I am now beginning a biography on James Garfield, the 20th President of the United States. While I've only read the first chapter, I can already tell that I am going to enjoy this book. Garfield, like Lincoln, was poor. He escaped his poverty through learning. As an example of this intellect, while finding a bit of free time in congress, he wrote his own proof on the Pythagorean Theorem. This impressive feat can only be embellished by the fact that while writing this I originally misspelled theorem. 

He, like Lincoln, also had a lot of tragedy in his life. Only one chapter in and I have learned that Garfield lost two of his children to illness. I want to share a quote from the book. This comes right after he lost his second child.

"Searching for a way to teach his children this hard truth, to prepare them for what inevitably lay ahead, Garfield had often turned to what he knew best - Books. After dinner one evening, he pulled a copy of Shakespeare's Othello off the shelf and began to read the tragedy aloud. "The children were not pleased with the way the story came out," he admitted in his diary, but he hoped that they would come to "appreciate stories that [do not] come out well, for they are very much like a good deal of life.""

It is a fantastic coincidence that just last week I read Othello. Coincidence aside, I love his perspective. He turned to learning when he didn't understand the deep tragedies of his life. He turned to family and he turned to sharing what he learned. 

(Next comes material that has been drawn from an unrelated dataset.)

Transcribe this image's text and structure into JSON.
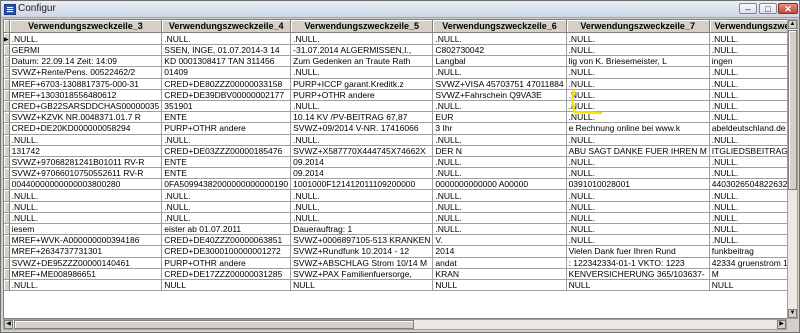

Furthermore, he read a book that took people out of their comfort zone. I think books or movies or television shows or the stories we share around the dinner table or the camp fire all work together to make us well rounded people. It is our sharing of perspectives that unites and refines us.

In my endeavor to read 52 books in 52 weeks, I have purposely aspired to read disparate books (though I admit the irony in that as I am reading back to back presidential biographies). This year so far I have read Science Fiction, Science Education, Fiction, Philosophy, Autobiography, Biography, Fantasy, and Poetry. After this next book I will add another genre, Horror, as I tackle Stephen King's Needful Things. I hope to keep expanding my horizons through books.

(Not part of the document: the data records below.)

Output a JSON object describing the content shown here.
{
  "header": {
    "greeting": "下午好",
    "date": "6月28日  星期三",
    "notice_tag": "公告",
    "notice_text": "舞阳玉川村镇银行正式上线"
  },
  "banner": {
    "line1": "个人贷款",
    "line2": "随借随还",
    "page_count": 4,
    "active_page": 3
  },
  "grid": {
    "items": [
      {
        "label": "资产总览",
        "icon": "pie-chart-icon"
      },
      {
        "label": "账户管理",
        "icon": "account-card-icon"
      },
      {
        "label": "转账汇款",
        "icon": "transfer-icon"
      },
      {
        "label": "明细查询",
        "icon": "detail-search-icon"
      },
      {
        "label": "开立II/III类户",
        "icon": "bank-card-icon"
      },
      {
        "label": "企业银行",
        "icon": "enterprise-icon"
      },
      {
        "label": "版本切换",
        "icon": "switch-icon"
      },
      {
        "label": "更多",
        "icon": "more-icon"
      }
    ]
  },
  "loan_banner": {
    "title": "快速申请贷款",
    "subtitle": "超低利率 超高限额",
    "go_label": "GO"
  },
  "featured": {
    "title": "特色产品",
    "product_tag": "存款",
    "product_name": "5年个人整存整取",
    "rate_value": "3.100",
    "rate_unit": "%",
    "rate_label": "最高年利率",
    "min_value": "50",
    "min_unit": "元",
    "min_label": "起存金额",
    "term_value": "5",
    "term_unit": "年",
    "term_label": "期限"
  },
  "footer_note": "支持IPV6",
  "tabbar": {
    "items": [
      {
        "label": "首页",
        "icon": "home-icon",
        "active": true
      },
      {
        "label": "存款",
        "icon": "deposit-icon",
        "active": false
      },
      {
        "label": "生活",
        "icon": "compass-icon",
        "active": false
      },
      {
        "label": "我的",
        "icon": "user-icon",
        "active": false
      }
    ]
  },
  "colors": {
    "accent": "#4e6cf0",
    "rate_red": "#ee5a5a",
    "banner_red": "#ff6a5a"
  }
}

I can't wait to share some of the perspectives I come across through reading with you all.

-Bradley

1 comment:

  1. I am enjoying your book reports. One of the perspectives that you are appreciating is the difference in life conditions from the earlier periods. Lincoln's for sure, but that is understood to be in frontier times. Garfield on the other hand is well withing the industrial revolution, but still, even in your first chapter, the conditions where children were at risk from disease and early death give insight into how normal life back not so long ago was so different.